Actually RDN is very different from RN.

In contrast with RN, I had a great deal of sympathy with the mainstream official and political world as it dealt with scares, real or imagined. I think it made chronic mistakes and not all of them were noble. But I think they were very seldom very ignoble. I think most campaigners and the media were far more at fault in scare-mongering than officialdom was in countering it. Come to that, during many of the scares Labour was in opposition and whilst “oppositionalism” makes fools of almost all parties, Labour was especially awful and especially inclined to jump into bed with scaremongers.

Coming to BSE, I was not even furious with the way the EU cut the UK adrift. Why wouldn’t it? One of the problems with the EU is that it brands produce from any of its countries as being alike in bad times as well as good. So the non-BSE countries were bound to seek to get some distance from the British curse. Can we be sure we’d have stood beside, say, France in the midst of a similar crisis? I don’t mind if the UK comes out of the EU, but the European Empire’s not being angelic is not a sufficient reason to hate it.

It’s not clear to me that the UK could have behaved very much better or differently than it did. It was chasing a will of the wisp, but it had to work on the best available assumptions, and did.

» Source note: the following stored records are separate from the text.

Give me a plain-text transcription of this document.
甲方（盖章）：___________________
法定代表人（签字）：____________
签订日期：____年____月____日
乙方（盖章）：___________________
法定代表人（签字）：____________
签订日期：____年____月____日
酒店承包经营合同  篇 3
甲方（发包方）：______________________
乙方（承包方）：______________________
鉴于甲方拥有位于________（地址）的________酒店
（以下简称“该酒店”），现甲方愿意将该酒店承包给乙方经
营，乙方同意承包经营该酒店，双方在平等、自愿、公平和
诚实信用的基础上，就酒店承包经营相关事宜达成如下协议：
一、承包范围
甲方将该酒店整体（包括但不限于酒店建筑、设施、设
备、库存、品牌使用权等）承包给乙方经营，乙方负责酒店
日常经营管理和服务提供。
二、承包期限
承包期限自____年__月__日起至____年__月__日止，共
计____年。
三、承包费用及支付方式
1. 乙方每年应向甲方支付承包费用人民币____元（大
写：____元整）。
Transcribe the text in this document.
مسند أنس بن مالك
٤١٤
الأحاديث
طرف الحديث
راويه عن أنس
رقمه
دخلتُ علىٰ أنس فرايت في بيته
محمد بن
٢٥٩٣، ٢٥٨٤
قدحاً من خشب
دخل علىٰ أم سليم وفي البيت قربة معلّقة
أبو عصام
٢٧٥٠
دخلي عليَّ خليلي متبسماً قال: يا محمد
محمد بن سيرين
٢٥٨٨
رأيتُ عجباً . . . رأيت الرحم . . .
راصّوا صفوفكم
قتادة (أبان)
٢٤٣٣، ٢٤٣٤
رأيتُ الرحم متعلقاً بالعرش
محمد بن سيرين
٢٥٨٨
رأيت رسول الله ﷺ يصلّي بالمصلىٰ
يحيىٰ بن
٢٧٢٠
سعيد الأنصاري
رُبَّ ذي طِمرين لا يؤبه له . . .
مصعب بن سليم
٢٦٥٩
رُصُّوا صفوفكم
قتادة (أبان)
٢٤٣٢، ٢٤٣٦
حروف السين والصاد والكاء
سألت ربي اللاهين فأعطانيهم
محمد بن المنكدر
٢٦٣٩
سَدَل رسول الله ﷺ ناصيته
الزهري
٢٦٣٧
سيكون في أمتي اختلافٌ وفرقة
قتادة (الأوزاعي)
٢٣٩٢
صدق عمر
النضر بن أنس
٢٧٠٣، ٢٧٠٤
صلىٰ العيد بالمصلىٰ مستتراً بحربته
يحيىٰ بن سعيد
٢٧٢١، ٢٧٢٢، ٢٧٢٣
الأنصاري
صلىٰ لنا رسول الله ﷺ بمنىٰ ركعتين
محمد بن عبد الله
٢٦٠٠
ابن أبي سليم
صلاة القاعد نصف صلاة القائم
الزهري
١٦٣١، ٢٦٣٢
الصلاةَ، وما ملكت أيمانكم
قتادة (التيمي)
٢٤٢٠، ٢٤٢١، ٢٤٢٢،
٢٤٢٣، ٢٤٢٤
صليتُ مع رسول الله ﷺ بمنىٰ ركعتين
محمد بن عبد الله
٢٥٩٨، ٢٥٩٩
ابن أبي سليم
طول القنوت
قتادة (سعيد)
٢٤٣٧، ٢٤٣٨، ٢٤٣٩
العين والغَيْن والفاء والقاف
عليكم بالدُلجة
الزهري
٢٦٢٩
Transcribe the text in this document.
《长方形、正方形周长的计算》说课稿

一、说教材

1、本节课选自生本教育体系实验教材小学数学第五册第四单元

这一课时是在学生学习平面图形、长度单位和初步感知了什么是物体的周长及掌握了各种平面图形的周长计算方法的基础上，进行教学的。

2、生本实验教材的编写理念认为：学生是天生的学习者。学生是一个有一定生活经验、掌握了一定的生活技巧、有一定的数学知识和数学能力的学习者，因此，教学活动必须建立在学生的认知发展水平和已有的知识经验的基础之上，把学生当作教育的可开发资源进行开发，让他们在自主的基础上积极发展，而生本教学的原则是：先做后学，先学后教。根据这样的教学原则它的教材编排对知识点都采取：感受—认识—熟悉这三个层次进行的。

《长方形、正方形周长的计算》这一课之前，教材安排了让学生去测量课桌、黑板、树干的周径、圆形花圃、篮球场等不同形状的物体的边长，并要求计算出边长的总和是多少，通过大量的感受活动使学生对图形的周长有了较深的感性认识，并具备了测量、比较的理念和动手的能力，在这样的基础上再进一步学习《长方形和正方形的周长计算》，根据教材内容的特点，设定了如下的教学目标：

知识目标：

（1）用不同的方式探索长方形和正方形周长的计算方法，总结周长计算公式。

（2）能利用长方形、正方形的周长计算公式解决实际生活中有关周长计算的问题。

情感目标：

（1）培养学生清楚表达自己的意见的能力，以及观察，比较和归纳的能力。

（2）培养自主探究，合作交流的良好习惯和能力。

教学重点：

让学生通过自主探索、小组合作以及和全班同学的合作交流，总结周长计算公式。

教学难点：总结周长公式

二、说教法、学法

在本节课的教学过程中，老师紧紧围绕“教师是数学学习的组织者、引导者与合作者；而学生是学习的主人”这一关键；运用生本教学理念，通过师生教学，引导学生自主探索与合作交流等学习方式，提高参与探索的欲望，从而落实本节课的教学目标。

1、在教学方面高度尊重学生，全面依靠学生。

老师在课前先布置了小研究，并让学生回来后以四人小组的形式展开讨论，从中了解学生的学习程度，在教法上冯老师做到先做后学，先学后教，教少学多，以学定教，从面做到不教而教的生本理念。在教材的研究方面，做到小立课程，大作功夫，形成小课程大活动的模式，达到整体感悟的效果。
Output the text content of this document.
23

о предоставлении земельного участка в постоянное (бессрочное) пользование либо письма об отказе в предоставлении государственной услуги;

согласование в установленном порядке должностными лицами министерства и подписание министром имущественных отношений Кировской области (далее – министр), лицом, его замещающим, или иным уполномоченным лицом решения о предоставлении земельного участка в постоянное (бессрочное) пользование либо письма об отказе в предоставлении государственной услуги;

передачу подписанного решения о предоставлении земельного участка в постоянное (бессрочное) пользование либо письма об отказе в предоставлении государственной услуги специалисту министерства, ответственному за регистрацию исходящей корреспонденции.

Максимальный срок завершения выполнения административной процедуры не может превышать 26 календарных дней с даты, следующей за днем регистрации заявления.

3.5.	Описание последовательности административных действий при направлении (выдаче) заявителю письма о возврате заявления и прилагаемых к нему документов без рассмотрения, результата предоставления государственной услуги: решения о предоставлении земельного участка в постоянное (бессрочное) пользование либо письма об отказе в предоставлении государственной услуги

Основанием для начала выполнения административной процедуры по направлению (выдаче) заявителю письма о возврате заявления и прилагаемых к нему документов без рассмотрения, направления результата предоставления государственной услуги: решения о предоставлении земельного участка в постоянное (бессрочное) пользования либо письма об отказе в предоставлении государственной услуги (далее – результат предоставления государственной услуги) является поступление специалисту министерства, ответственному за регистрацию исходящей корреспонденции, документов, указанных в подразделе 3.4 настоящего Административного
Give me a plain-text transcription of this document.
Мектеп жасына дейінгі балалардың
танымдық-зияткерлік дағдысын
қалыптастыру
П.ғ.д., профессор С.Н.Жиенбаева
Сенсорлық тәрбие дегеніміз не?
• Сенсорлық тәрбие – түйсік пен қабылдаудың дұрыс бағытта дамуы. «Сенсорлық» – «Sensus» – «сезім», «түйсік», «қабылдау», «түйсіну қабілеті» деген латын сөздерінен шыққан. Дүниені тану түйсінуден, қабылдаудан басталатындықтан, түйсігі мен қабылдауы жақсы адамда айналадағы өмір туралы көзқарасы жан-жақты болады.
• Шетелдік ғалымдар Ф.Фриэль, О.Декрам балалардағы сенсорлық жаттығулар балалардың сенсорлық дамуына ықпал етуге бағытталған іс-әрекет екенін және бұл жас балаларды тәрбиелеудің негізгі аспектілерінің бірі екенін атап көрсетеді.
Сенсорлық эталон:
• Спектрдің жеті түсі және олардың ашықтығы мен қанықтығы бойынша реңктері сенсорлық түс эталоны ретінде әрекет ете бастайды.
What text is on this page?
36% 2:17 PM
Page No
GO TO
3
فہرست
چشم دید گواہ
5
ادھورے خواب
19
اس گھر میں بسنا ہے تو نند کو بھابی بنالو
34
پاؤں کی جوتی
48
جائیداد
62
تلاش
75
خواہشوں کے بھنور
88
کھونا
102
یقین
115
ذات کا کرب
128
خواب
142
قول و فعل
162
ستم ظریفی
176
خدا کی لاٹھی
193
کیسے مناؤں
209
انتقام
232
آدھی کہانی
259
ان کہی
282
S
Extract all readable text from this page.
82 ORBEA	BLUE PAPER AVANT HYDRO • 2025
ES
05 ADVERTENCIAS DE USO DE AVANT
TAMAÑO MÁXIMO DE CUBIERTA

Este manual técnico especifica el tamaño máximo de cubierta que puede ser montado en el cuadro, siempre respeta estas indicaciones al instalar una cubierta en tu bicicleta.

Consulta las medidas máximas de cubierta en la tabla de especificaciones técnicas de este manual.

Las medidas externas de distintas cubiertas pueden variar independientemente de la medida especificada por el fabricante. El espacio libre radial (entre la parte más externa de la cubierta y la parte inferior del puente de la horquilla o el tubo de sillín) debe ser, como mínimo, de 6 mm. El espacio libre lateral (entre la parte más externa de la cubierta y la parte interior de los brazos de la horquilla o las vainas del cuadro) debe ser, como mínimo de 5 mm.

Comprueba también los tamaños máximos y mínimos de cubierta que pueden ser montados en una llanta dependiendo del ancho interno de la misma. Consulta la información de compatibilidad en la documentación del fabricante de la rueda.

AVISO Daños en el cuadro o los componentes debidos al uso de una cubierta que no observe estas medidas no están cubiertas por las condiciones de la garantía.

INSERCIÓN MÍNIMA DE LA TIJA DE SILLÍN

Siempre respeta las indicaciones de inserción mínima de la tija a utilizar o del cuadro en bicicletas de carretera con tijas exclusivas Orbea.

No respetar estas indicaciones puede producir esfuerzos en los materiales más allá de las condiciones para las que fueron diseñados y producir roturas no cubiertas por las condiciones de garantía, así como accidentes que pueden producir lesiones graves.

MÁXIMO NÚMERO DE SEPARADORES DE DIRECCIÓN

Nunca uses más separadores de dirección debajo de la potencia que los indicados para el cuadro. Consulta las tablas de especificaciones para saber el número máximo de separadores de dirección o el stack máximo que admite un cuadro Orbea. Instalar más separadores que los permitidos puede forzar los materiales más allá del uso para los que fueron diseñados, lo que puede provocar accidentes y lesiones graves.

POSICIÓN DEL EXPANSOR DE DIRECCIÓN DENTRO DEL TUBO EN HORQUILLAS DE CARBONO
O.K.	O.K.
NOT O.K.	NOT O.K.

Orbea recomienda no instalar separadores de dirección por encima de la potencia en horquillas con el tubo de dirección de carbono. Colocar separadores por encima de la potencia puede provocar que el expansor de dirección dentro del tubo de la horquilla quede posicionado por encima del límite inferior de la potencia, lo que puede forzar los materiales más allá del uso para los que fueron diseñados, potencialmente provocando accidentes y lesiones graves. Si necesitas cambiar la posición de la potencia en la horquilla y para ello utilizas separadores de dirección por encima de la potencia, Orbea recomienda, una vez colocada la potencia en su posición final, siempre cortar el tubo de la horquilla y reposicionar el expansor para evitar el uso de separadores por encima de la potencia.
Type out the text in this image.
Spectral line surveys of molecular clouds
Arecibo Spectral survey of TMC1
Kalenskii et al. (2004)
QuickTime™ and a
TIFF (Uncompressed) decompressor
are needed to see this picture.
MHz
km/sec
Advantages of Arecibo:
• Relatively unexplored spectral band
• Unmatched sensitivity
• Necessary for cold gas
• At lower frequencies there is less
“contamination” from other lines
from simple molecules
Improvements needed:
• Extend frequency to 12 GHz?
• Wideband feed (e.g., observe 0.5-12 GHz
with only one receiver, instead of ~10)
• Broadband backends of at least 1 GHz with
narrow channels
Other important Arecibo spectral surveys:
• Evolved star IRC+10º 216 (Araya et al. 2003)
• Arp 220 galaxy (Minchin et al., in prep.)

As to the BSE crisis in general, I’d say that it was a genuine and awful fright and that there remains some chance that it may yet not have lost its sting. (We seem to have stemmed the flow of fresh infection from animals to man, but there remains a scintilla of anxiety at least that we haven’t seen the last of the human consequences from very old infection.) I could easily imagine that Labour were wrong to ban beef on the bone early in their first term, and that things had at last become really silly. But that may be my prejudice at work. In any case, I can’t see what government could have done before then.

However, I am tempted by the view that the industry would have suffered less if ministers had never tried to defend it. There is something to be said for a scare being allowed to produce an irrational market collapse and a bout of consumer-led (or supermarket-led) reforms to the supply chain. But it’s moot in the BSE case. If we remember that the first, late 80s BSE in cattle scare died down when the animal disease seemed to have produced no human victims. It was only seven years later that there seemed to a human disease consequence and all hell really broke loose. Even then, the public quickly came to the conclusion – and it seems right – that eating 1990s beef had no relation to whatever risk one might suffer from having eaten 1980s beef.

(I make no pretence of understanding what the UK should have done during the Foot and Mouth disaster.)

I am less concerned with the differences between RN and myself on non-food matters because his arguments on matters such as speeding and climate change seem more to be those of a bystander than of a deeply-involved specialist.